To make it a little bit prettier without excessive column widths for long descriptions (remember, we already set the long descriptions to wrap before), we change the column sizes for our repositories and descriptions. Forks and stars are just numbers, so we can leave them at the default size.

        columns = repos[0].length;
        
        sheet.appendRow(["Repository", "Description","Forks","Stars"])
        sheet.getRange(1,1,1,columns).setFontWeight("bold");
        sheet.getRange(1,1,1,columns).setBackground("yellow");
        sheet.setColumnWidth(1,200);
        sheet.setColumnWidth(2,500);

After formatting the columns, we might want to sort our data. For this, we implement a simple sorting function by the count of stars each repository has. The a[3] in this case is the fourth element of our array. If you’d want to sort by the number of forks, you’d pick a[2].

        repos.sort(function(a, b) {
          if (a[3] < b[3]) {
            return 1
          } else if (a[3] == b[3]) {
            return 0
          } else {
            return -1
          }
        })
        
        sheet.getRange(2,1,repos.length,columns).setValues(repos).setWrapStrategy(SpreadsheetApp.WrapStrategy.WRAP);
    }
}

And with that, we’re at the end of our for loop.

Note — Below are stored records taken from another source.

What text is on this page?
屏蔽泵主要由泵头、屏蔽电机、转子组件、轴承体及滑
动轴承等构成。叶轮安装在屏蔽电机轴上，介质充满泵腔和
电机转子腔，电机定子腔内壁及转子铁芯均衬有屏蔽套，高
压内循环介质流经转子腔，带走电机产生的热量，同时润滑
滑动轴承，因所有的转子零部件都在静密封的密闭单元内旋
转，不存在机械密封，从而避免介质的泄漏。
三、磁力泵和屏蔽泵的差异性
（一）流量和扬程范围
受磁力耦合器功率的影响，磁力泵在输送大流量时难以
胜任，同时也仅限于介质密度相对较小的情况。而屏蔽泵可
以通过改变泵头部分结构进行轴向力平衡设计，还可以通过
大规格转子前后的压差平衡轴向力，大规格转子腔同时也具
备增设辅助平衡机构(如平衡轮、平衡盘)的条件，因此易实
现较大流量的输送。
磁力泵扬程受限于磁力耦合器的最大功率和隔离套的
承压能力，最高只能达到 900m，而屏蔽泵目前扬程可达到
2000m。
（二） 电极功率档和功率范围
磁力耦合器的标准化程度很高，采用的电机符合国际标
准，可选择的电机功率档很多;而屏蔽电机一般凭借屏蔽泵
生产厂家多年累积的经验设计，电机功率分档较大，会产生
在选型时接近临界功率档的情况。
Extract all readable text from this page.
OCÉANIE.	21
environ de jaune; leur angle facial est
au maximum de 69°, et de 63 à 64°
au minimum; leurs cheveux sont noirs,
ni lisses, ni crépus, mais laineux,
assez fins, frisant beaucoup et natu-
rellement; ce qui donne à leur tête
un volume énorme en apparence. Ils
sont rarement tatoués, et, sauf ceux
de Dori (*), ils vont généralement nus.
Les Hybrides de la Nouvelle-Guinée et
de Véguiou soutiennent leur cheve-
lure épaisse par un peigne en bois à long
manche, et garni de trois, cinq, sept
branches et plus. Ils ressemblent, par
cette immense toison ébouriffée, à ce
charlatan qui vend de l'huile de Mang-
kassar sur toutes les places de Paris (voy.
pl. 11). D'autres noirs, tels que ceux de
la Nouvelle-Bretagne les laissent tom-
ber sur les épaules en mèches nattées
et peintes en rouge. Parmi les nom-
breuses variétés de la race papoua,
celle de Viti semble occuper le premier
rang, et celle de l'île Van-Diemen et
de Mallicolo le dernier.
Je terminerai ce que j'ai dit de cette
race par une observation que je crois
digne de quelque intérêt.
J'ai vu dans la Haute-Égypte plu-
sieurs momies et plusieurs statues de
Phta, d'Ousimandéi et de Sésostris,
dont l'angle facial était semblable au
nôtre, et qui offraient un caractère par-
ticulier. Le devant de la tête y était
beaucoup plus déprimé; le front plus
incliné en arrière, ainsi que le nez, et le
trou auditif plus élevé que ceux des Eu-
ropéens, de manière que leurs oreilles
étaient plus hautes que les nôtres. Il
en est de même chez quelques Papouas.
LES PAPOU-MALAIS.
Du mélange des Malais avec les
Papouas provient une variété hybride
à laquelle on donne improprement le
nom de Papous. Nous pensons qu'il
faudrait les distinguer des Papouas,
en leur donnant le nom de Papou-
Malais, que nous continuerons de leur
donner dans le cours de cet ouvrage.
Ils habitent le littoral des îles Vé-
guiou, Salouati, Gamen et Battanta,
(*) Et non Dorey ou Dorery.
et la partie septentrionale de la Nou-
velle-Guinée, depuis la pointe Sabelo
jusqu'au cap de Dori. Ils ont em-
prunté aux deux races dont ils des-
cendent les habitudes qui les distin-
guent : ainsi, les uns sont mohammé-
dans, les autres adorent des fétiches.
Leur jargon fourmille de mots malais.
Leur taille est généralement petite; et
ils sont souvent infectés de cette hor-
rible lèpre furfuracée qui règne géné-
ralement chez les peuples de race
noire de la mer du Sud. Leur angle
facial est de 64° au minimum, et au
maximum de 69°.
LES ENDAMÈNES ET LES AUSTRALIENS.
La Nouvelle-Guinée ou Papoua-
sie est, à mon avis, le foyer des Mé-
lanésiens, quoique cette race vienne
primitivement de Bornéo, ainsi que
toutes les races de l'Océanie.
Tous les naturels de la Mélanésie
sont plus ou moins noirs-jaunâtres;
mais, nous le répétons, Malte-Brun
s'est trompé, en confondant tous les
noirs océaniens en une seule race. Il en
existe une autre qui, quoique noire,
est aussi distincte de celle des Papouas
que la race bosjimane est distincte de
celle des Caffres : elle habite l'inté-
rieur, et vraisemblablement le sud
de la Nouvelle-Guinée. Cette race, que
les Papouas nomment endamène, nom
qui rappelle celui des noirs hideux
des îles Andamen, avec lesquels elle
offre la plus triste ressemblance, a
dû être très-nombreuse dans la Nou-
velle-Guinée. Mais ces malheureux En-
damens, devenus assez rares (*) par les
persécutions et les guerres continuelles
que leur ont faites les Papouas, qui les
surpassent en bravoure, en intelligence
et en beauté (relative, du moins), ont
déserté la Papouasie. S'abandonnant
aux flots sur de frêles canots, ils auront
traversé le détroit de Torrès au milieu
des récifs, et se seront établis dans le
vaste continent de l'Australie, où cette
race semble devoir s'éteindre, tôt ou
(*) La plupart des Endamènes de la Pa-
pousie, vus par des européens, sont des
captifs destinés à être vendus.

Step 4 - API Rate Limits and Private Repositories ▲ Back to top

You might have by now noticed two things: depending on the number of repositories in the organizations you’ve chosen, you’ve probably already exceeded the API rate limits (API rate limit exceeded for (...)) and you’re not seeing any private repositories in that list. We can fix that by authenticating against the GitHub API. If you’re looking at creating this type of dashboard for your company, you might want to ask your IT department for an OAuth token, but for this article, you can just create a personal access token on GitHub or use your existing token. Pick the token scopes you need. For our simple script, all we want is the repo scope in order to be able to display private repositories.

You can include the next piece of code somewhere before the for loop.

    var options = {
        "method" : "get",
        "headers" : {
            "authorization" : "token YOURTOKENHERE"
        }
    };

Replace the YOURTOKENHERE text with your own GitHub personal access token. Then change the line, where we’ve previously fetched the data by adding our new options parameter.

var response = UrlFetchApp.fetch("https://api.github.com/orgs/"+orgs[i]+"/repos?page="+page, options);
If you don’t want to show private repositories of an organization you have access to but still want to have higher API query rates, you could either uncheck the repo scope when creating the token or you’ll need to create an additional query for the "private": false, JSON tag and then filter that in your results.

Step 5 - Cleanup ▲ Back to top

You should now have an automatically updating Google Sheet using the GitHub organizations you want to list and if you added a personal access token that has access to these organizations' repositories, you will also see the private ones. There is one more thing we could take care of. If you started with an empty Google Sheet, you’ll notice that a Sheet1 sheet is still there and empty. We could have taken care of that in the for loop where we check if a sheet with the organization name already exists and create one if it doesn’t, but that would mean we would be performing a check on every iteration of the for loop. Instead, we opt to do this check once at the end of the script before we close the main inventory() function.

    if (ss.getSheetByName("Sheet1")) {
        if (ss.getSheetByName("Sheet1") == "") {
            ss.deleteActiveSheet();
        }
    }

In Google’s Apps Script interface, you’ll find a Triggers button right below the Editor button where you are typing your script. There you can select to let the script run at your chosen intervals to ensure that you always have up-to-date data. And that’s it - good luck and have fun playing around with even more functions, results, or improving this code by sending a pull request.